Hello, I Begin with textmining. I have two database tables with thousands of data.. a table for "skills" and a table for "skills categories" - every "skill" belongs to a skills categorie. - a "skill" is , physicaly, a varchar(200) field in the database, where there is some text describing the skill. Here are some skills extracted from the skills table: "PHP (good level), Java (intermediaite), C++" "PHP5" "project management and quality management" "begining Javascript" "water engineering" "dfsdf zerze rzer" "cibling customers" what i want to do is to extract knowledge from those fields, i mean extract only the real skill and ignore the rest of useless text. for the above example i want to get only an array with: "PHP" "Java" "C++" "PHP5" "project management" "quality management" "Javascript" "water engineering" "cibling customers" what should i do to extract the skills from tons of data please ? do you know specific algorithms to do this ? ex : k-means ... ? Thanks in advance.

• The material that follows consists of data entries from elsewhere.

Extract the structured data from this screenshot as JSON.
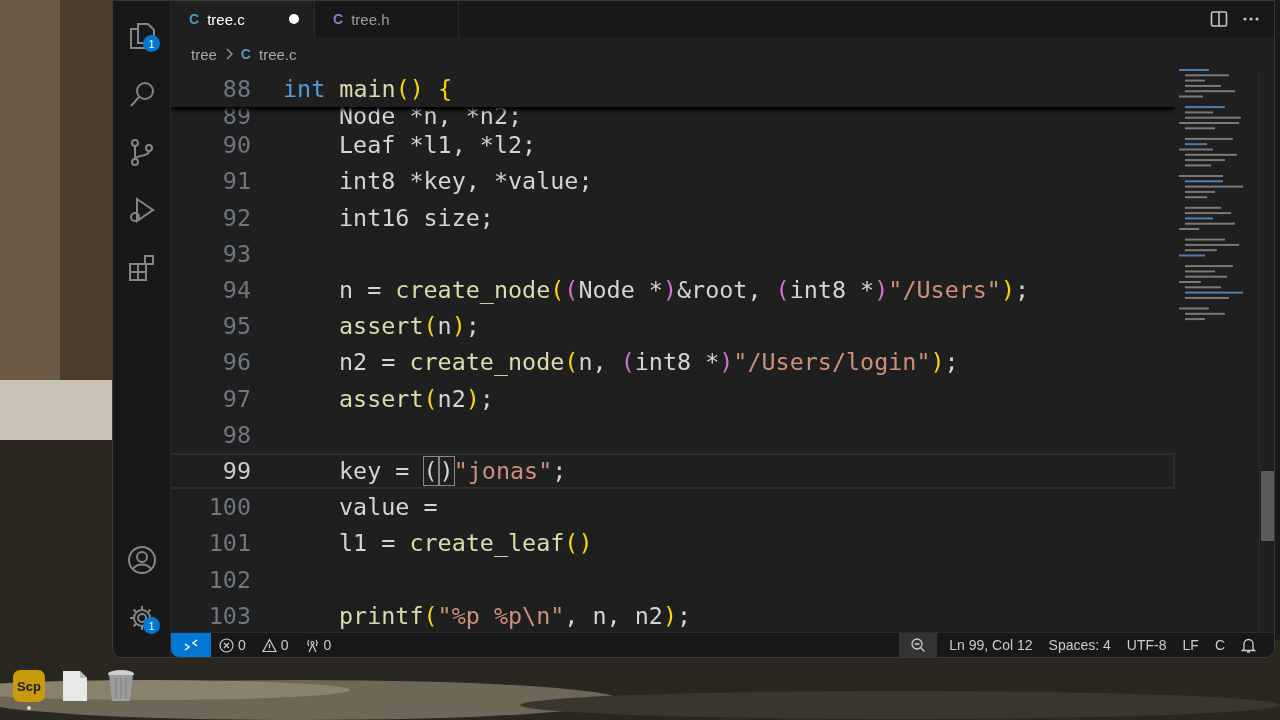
{
  "activity_bar": {
    "top": [
      {
        "kind": "files",
        "badge": "1"
      },
      {
        "kind": "search"
      },
      {
        "kind": "source_control"
      },
      {
        "kind": "run_debug"
      },
      {
        "kind": "extensions"
      }
    ],
    "bottom": [
      {
        "kind": "account"
      },
      {
        "kind": "settings",
        "badge": "1"
      }
    ]
  },
  "tabs": [
    {
      "icon": "C",
      "color": "#519aba",
      "label": "tree.c",
      "modified": true,
      "selected": true
    },
    {
      "icon": "C",
      "color": "#a074c4",
      "label": "tree.h",
      "modified": false,
      "selected": false
    }
  ],
  "breadcrumb": {
    "folder": "tree",
    "file_icon": "C",
    "file": "tree.c"
  },
  "editor": {
    "number": "88",
    "tokens": [
      {
        "kind": "keyword",
        "text": "int "
      },
      {
        "kind": "function",
        "text": "main"
      },
      {
        "kind": "b1",
        "text": "() {"
      }
    ],
    "children": [
      {
        "number": "89",
        "under_sticky": true,
        "current": false,
        "tokens": [
          {
            "kind": "plain",
            "text": "Node *n, *n2;"
          }
        ]
      },
      {
        "number": "90",
        "current": false,
        "tokens": [
          {
            "kind": "plain",
            "text": "Leaf *l1, *l2;"
          }
        ]
      },
      {
        "number": "91",
        "current": false,
        "tokens": [
          {
            "kind": "plain",
            "text": "int8 *key, *value;"
          }
        ]
      },
      {
        "number": "92",
        "current": false,
        "tokens": [
          {
            "kind": "plain",
            "text": "int16 size;"
          }
        ]
      },
      {
        "number": "93",
        "current": false
      },
      {
        "number": "94",
        "current": false,
        "tokens": [
          {
            "kind": "plain",
            "text": "n = "
          },
          {
            "kind": "function",
            "text": "create_node"
          },
          {
            "kind": "b1",
            "text": "("
          },
          {
            "kind": "b2",
            "text": "("
          },
          {
            "kind": "plain",
            "text": "Node *"
          },
          {
            "kind": "b2",
            "text": ")"
          },
          {
            "kind": "plain",
            "text": "&root, "
          },
          {
            "kind": "b2",
            "text": "("
          },
          {
            "kind": "plain",
            "text": "int8 *"
          },
          {
            "kind": "b2",
            "text": ")"
          },
          {
            "kind": "string",
            "text": "\"/Users\""
          },
          {
            "kind": "b1",
            "text": ")"
          },
          {
            "kind": "plain",
            "text": ";"
          }
        ]
      },
      {
        "number": "95",
        "current": false,
        "tokens": [
          {
            "kind": "function",
            "text": "assert"
          },
          {
            "kind": "b1",
            "text": "("
          },
          {
            "kind": "plain",
            "text": "n"
          },
          {
            "kind": "b1",
            "text": ")"
          },
          {
            "kind": "plain",
            "text": ";"
          }
        ]
      },
      {
        "number": "96",
        "current": false,
        "tokens": [
          {
            "kind": "plain",
            "text": "n2 = "
          },
          {
            "kind": "function",
            "text": "create_node"
          },
          {
            "kind": "b1",
            "text": "("
          },
          {
            "kind": "plain",
            "text": "n, "
          },
          {
            "kind": "b2",
            "text": "("
          },
          {
            "kind": "plain",
            "text": "int8 *"
          },
          {
            "kind": "b2",
            "text": ")"
          },
          {
            "kind": "string",
            "text": "\"/Users/login\""
          },
          {
            "kind": "b1",
            "text": ")"
          },
          {
            "kind": "plain",
            "text": ";"
          }
        ]
      },
      {
        "number": "97",
        "current": false,
        "tokens": [
          {
            "kind": "function",
            "text": "assert"
          },
          {
            "kind": "b1",
            "text": "("
          },
          {
            "kind": "plain",
            "text": "n2"
          },
          {
            "kind": "b1",
            "text": ")"
          },
          {
            "kind": "plain",
            "text": ";"
          }
        ]
      },
      {
        "number": "98",
        "current": false
      },
      {
        "number": "99",
        "current": true,
        "tokens": [
          {
            "kind": "plain",
            "text": "key = "
          },
          {
            "kind": "match",
            "text": "("
          },
          {
            "kind": "cursor"
          },
          {
            "kind": "match",
            "text": ")"
          },
          {
            "kind": "string",
            "text": "\"jonas\""
          },
          {
            "kind": "plain",
            "text": ";"
          }
        ]
      },
      {
        "number": "100",
        "current": false,
        "tokens": [
          {
            "kind": "plain",
            "text": "value ="
          }
        ]
      },
      {
        "number": "101",
        "current": false,
        "tokens": [
          {
            "kind": "plain",
            "text": "l1 = "
          },
          {
            "kind": "function",
            "text": "create_leaf"
          },
          {
            "kind": "b1",
            "text": "()"
          }
        ]
      },
      {
        "number": "102",
        "current": false
      },
      {
        "number": "103",
        "current": false,
        "tokens": [
          {
            "kind": "function",
            "text": "printf"
          },
          {
            "kind": "b1",
            "text": "("
          },
          {
            "kind": "string",
            "text": "\"%p %p\\n\""
          },
          {
            "kind": "plain",
            "text": ", n, n2"
          },
          {
            "kind": "b1",
            "text": ")"
          },
          {
            "kind": "plain",
            "text": ";"
          }
        ]
      }
    ]
  },
  "status_bar": {
    "left": [
      {
        "kind": "errors",
        "text": "0"
      },
      {
        "kind": "warnings",
        "text": "0"
      },
      {
        "kind": "ports",
        "text": "0"
      }
    ],
    "right": [
      {
        "kind": "zoom"
      },
      {
        "kind": "text",
        "text": "Ln 99, Col 12"
      },
      {
        "kind": "text",
        "text": "Spaces: 4"
      },
      {
        "kind": "text",
        "text": "UTF-8"
      },
      {
        "kind": "text",
        "text": "LF"
      },
      {
        "kind": "text",
        "text": "C"
      },
      {
        "kind": "bell"
      }
    ]
  },
  "dock": [
    {
      "kind": "app",
      "label": "Scp",
      "running": true
    },
    {
      "kind": "document",
      "running": false
    },
    {
      "kind": "trash",
      "running": false
    }
  ]
}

You can directly use SQL LIKE statement for this. For example: If you want to get the list of people who entered C++ somewhere in the text, SELECT person_ID FROM table1 WHERE skill_field LIKE '%C++%'
Hello, thanks for you reply but this is not my objective.. I want to build a new database from the old database.. In the new database i want to have only skills well categorized.. the old database contains skills + useless text around .. Example (this is a skills field in the old database): "I have started C++ in 2005 and i'm know mastering it and STL librairies" the desired output should be : C++, STL librairies.
Okay. I think I understand what you need now. I'll add pseudo code. Define an array of known strings ={C++, STL, Java, C#, etc...} Execute "Select * from old_table" While (there are more records) { 1. take string filed to variable str. for each element in defined array of known elements a. Match element within str (you can use "strstr" command if you use C) - if found, append element to result next 2. Insert a new record to new table with user ID and result string } Code (markup): You can write a function using a programming language or SQL (if your DBMS supports functions).